Fino a Nikolay Sazhin, laureato in matematica all’Università federale siberiana, 100 chili di potenza e cervello, avversario nel 2013 del peso massimo italiano Gianluca Sirci. Biologo e biochimico, professore di Scienze in un liceo di Foligno, pugile professionista con 20 incontri all’attivo, Sirci si considera un combattente formidabile, ma uno scacchista mediocre. «La mia tattica» spiega è resistere il più possibile sulla scacchiera e spingere molto sul ring, per mandare l’avversario in debito d’ossigeno e portarlo all’errore nel momento del gioco, pur essendo scacchisticamente meno preparato del mio avversario: il mio primo cam-
pionato europeo l’ho vinto usando questa tecnica». A parere di Sirci, il chessboxing è la disciplina perfetta per allenare a prendere decisioni veloci in condizioni di stress fisico e mentale estremo. Anche grazie al training specifico cui vengono sottoposti gli atleti: «Chiediamo di alternare sessioni pesanti di esercizio fisico con mosse alla scacchiera» dice Volfango Rizzi, presidente di Fisp e allenatore presso la Heracles Gymnasium in via Padova a Milano. «Spesso facciamo ritrovare i pezzi in posizione diversa, per allenare la capacità d’improvvisare».

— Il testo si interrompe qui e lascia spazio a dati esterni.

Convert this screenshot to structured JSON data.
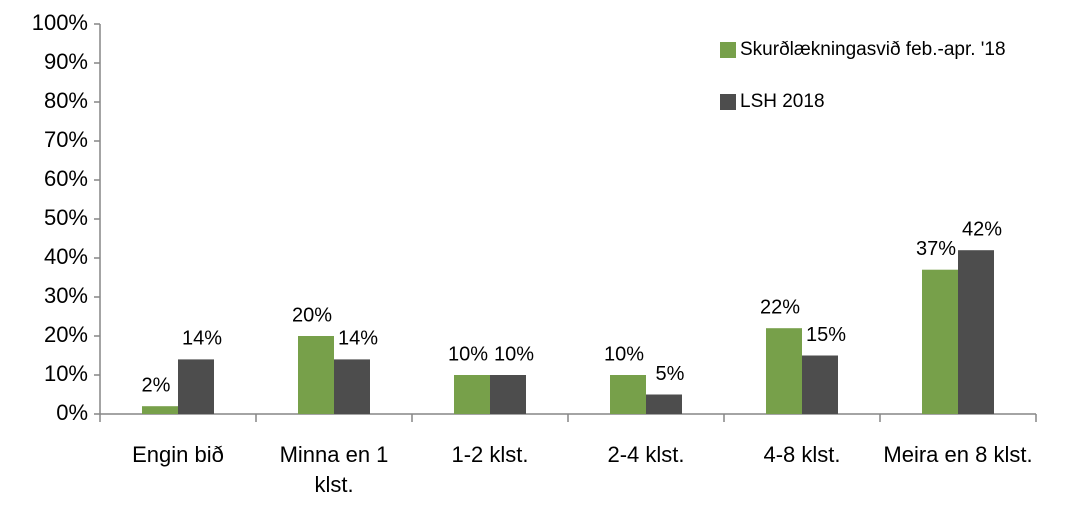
{
  "chart_data": {
    "type": "bar",
    "categories": [
      "Engin bið",
      "Minna en 1 klst.",
      "1-2 klst.",
      "2-4 klst.",
      "4-8 klst.",
      "Meira en 8 klst."
    ],
    "series": [
      {
        "name": "Skurðlækningasvið feb.-apr. '18",
        "color": "#77a04a",
        "values": [
          2,
          20,
          10,
          10,
          22,
          37
        ],
        "value_labels": [
          "2%",
          "20%",
          "10%",
          "10%",
          "22%",
          "37%"
        ]
      },
      {
        "name": "LSH 2018",
        "color": "#4d4d4d",
        "values": [
          14,
          14,
          10,
          5,
          15,
          42
        ],
        "value_labels": [
          "14%",
          "14%",
          "10%",
          "5%",
          "15%",
          "42%"
        ]
      }
    ],
    "ylim": [
      0,
      100
    ],
    "yticks": [
      {
        "value": 0,
        "label": "0%"
      },
      {
        "value": 10,
        "label": "10%"
      },
      {
        "value": 20,
        "label": "20%"
      },
      {
        "value": 30,
        "label": "30%"
      },
      {
        "value": 40,
        "label": "40%"
      },
      {
        "value": 50,
        "label": "50%"
      },
      {
        "value": 60,
        "label": "60%"
      },
      {
        "value": 70,
        "label": "70%"
      },
      {
        "value": 80,
        "label": "80%"
      },
      {
        "value": 90,
        "label": "90%"
      },
      {
        "value": 100,
        "label": "100%"
      }
    ],
    "grid": false,
    "legend": "top-right"
  }
}
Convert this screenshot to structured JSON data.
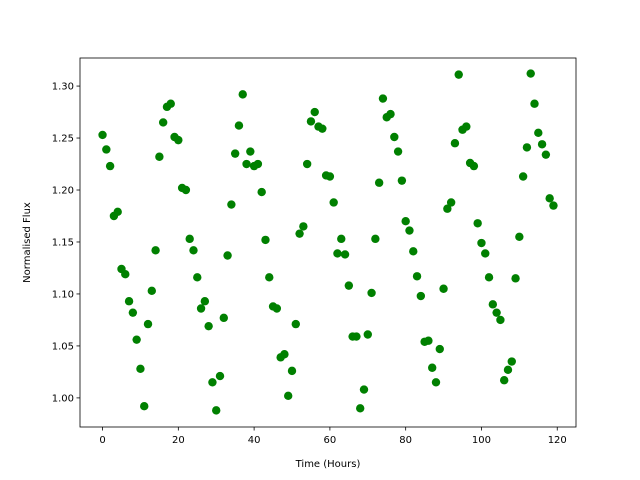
{
  "chart_data": {
    "type": "scatter",
    "x_label": "Time (Hours)",
    "y_label": "Normalised Flux",
    "color": "#008000",
    "x": [
      0,
      1,
      2,
      3,
      4,
      5,
      6,
      7,
      8,
      9,
      10,
      11,
      12,
      13,
      14,
      15,
      16,
      17,
      18,
      19,
      20,
      21,
      22,
      23,
      24,
      25,
      26,
      27,
      28,
      29,
      30,
      31,
      32,
      33,
      34,
      35,
      36,
      37,
      38,
      39,
      40,
      41,
      42,
      43,
      44,
      45,
      46,
      47,
      48,
      49,
      50,
      51,
      52,
      53,
      54,
      55,
      56,
      57,
      58,
      59,
      60,
      61,
      62,
      63,
      64,
      65,
      66,
      67,
      68,
      69,
      70,
      71,
      72,
      73,
      74,
      75,
      76,
      77,
      78,
      79,
      80,
      81,
      82,
      83,
      84,
      85,
      86,
      87,
      88,
      89,
      90,
      91,
      92,
      93,
      94,
      95,
      96,
      97,
      98,
      99,
      100,
      101,
      102,
      103,
      104,
      105,
      106,
      107,
      108,
      109,
      110,
      111,
      112,
      113,
      114,
      115,
      116,
      117,
      118,
      119
    ],
    "values": [
      1.253,
      1.239,
      1.223,
      1.175,
      1.179,
      1.124,
      1.119,
      1.093,
      1.082,
      1.056,
      1.028,
      0.992,
      1.071,
      1.103,
      1.142,
      1.232,
      1.265,
      1.28,
      1.283,
      1.251,
      1.248,
      1.202,
      1.2,
      1.153,
      1.142,
      1.116,
      1.086,
      1.093,
      1.069,
      1.015,
      0.988,
      1.021,
      1.077,
      1.137,
      1.186,
      1.235,
      1.262,
      1.292,
      1.225,
      1.237,
      1.223,
      1.225,
      1.198,
      1.152,
      1.116,
      1.088,
      1.086,
      1.039,
      1.042,
      1.002,
      1.026,
      1.071,
      1.158,
      1.165,
      1.225,
      1.266,
      1.275,
      1.261,
      1.259,
      1.214,
      1.213,
      1.188,
      1.139,
      1.153,
      1.138,
      1.108,
      1.059,
      1.059,
      0.99,
      1.008,
      1.061,
      1.101,
      1.153,
      1.207,
      1.288,
      1.27,
      1.273,
      1.251,
      1.237,
      1.209,
      1.17,
      1.161,
      1.141,
      1.117,
      1.098,
      1.054,
      1.055,
      1.029,
      1.015,
      1.047,
      1.105,
      1.182,
      1.188,
      1.245,
      1.311,
      1.258,
      1.261,
      1.226,
      1.223,
      1.168,
      1.149,
      1.139,
      1.116,
      1.09,
      1.082,
      1.075,
      1.017,
      1.027,
      1.035,
      1.115,
      1.155,
      1.213,
      1.241,
      1.312,
      1.283,
      1.255,
      1.244,
      1.234,
      1.192,
      1.185
    ],
    "xlim": [
      -5.95,
      124.95
    ],
    "xticks": [
      0,
      20,
      40,
      60,
      80,
      100,
      120
    ],
    "ylim": [
      0.972,
      1.327
    ],
    "yticks": [
      {
        "value": 1.0,
        "label": "1.00"
      },
      {
        "value": 1.05,
        "label": "1.05"
      },
      {
        "value": 1.1,
        "label": "1.10"
      },
      {
        "value": 1.15,
        "label": "1.15"
      },
      {
        "value": 1.2,
        "label": "1.20"
      },
      {
        "value": 1.25,
        "label": "1.25"
      },
      {
        "value": 1.3,
        "label": "1.30"
      }
    ],
    "grid": false
  }
}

La consapevolezza di rischiare uno
scacco matto, dicono gli atleti, influisce con forza sulla condotta del match. Il pugile in difetto tenterà con ferocia di chiudere l’incontro per KO, rischiando di scoprire la guardia e commettere scorrettezze. A sua volta, in un circolo vizioso, un dispendio di energie eccessivo porterà scarsa lucidità nel muovere, una volta tornati al tavolo. È per questo che non c’è mai un vincitore annunciato, tra un pugile provetto che sa muovere i cavalli o uno scacchista geniale che sa menare le mani. «Ho imparato ad aspettare almeno un minuto prima di azzardare una mossa» racconta Sergio Leveque da Senigallia, 38 anni e un titolo di campione europeo dei pesi massimi in carica. «L’adrenalina è troppo alta e il sangue sta irrorando tutto tranne il cervello. La prima mossa, puoi starne sicuro, è sempre un regalo all’avversario».